Re: [PATCH v6 06/11] drivers: perf: hisi: Add support for Hisilicon Djtag driver

From: Anurup M
Date: Mon Mar 27 2017 - 02:36:55 EST




On Friday 24 March 2017 05:06 PM, Mark Rutland wrote:
+#define SC_DJTAG_TIMEOUT_US (100 * USEC_PER_MSEC) /* 100ms */
> >How was this value chosen?
> >
> >How likely is a timeout?
>
>As explained in PATCH 7,
>
>The djtag -EBUSY in hardware is a very rare scenario, and by design
>of hardware, does not occur unless there is a Chip hung situation.
>The maximum timeout possible in djtag is 30us, and hardware logic
>shall reset it, if djtag is unavailable for more than 30us.
>The timeout used in driver is 100ms to ensure that it does not fail
>in any case.
I couldn't find such an explanation in patch 7.

Sorry, I intent to mean that it was explained in the reply to PATCH 7 comments.

So that this doesn't get lost, please place a comment to this effect
above the definition of SC_DJTAG_TIMEOUT_US.

We can drop the existing "100ms" comment at the same time.

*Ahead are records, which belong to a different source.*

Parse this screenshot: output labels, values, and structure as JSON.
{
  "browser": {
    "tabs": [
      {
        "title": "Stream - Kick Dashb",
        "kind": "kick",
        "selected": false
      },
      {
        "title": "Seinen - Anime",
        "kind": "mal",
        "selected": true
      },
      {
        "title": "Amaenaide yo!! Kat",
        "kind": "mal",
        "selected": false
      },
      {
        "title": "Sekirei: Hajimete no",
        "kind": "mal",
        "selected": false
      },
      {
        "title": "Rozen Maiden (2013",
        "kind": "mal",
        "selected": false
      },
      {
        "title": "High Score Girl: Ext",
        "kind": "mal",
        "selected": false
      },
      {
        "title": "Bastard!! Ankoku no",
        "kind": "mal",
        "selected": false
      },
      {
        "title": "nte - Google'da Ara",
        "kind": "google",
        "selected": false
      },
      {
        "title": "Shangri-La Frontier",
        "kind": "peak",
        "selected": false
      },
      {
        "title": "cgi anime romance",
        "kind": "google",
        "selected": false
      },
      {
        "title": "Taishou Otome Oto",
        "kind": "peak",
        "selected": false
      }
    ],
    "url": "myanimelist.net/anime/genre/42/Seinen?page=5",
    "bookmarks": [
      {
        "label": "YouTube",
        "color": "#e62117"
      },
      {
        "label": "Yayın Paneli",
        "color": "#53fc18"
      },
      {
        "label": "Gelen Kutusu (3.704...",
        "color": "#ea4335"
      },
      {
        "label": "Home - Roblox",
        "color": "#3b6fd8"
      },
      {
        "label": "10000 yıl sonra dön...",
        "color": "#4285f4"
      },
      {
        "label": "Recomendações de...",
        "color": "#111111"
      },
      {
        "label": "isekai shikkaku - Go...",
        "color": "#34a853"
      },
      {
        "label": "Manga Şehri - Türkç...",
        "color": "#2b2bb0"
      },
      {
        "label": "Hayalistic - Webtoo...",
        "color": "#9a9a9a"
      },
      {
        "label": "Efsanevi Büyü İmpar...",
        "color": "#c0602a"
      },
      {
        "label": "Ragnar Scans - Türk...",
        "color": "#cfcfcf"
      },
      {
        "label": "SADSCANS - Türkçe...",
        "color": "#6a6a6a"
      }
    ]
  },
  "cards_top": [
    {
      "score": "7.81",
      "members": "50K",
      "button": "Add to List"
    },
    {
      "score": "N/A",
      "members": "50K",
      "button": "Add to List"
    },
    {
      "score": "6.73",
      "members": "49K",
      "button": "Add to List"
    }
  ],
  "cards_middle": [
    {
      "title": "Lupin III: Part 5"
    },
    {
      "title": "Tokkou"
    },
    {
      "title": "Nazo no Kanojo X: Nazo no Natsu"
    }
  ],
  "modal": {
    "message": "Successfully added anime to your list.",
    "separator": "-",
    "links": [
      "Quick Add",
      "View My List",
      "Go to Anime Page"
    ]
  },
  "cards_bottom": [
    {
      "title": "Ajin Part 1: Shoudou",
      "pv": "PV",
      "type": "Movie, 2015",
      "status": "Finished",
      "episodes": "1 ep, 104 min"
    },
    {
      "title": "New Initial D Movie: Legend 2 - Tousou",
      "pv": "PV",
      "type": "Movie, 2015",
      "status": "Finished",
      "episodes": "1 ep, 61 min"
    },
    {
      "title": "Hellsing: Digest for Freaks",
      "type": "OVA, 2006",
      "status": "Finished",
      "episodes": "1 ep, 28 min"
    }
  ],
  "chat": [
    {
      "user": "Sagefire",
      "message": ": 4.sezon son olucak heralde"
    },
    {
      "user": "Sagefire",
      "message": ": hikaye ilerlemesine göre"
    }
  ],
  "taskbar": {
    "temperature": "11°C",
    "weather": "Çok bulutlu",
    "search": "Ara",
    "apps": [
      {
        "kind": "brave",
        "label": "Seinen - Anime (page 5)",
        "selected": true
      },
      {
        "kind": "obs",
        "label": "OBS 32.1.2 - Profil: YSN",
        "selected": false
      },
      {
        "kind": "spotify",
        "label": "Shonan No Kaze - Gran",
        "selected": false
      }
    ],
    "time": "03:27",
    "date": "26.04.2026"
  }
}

What exactly does a "chip hung situation" imply? Does that just mean
that only the djtag HW is hung, or that other parts of the chip are hung
too, such taht other things are likely to go wrong?

Yes it is not that only djtag HW is hung, but it means there is some serious irrecoverable
condition in chip, where other things are also likely to go wrong.
Shall add comments above definition of SC_DJTAG_TIMEOUT_US.

[...]

/* wait for the operation to complete */
> > ret = readl_poll_timout(regs_base + SC_DJTAG_MSTR_START_EN,
> > val, !(val & DJTAG_MSTR_EN),
> > 1, SC_DJTAG_TIMEOUT_US);
> >
> > if (ret)
> > pr_warn("djtag operation timed out.\n");
> >
> > return ret;
> >}
> >
> >Depending on how serious a timeout is, this might want to be some kind
> >of WARN variant.
From the above, I take that a hang indicates a very serious problem, so
this whould be a WARN, with a comment:

/*
* A timeout should never occur on a working system. See the
* definition of SC_DJTAG_TIMEOUT_US.
*/
WARN(ret, "djtag operation timed out.\n");

... or, if this really should never happen, and other things are likely
to go wrong were we to see this, we can BUG_ON(ret) instead, remove the
error code, and simplify all the callers.

Likewise for djtag_do_operation_v2().

Ok. As this should never happen by design of hardware, it is a serious problem. So shall
add BUG_ON and simplify all callers.

Thanks,
Anurup

Thanks,
Mark.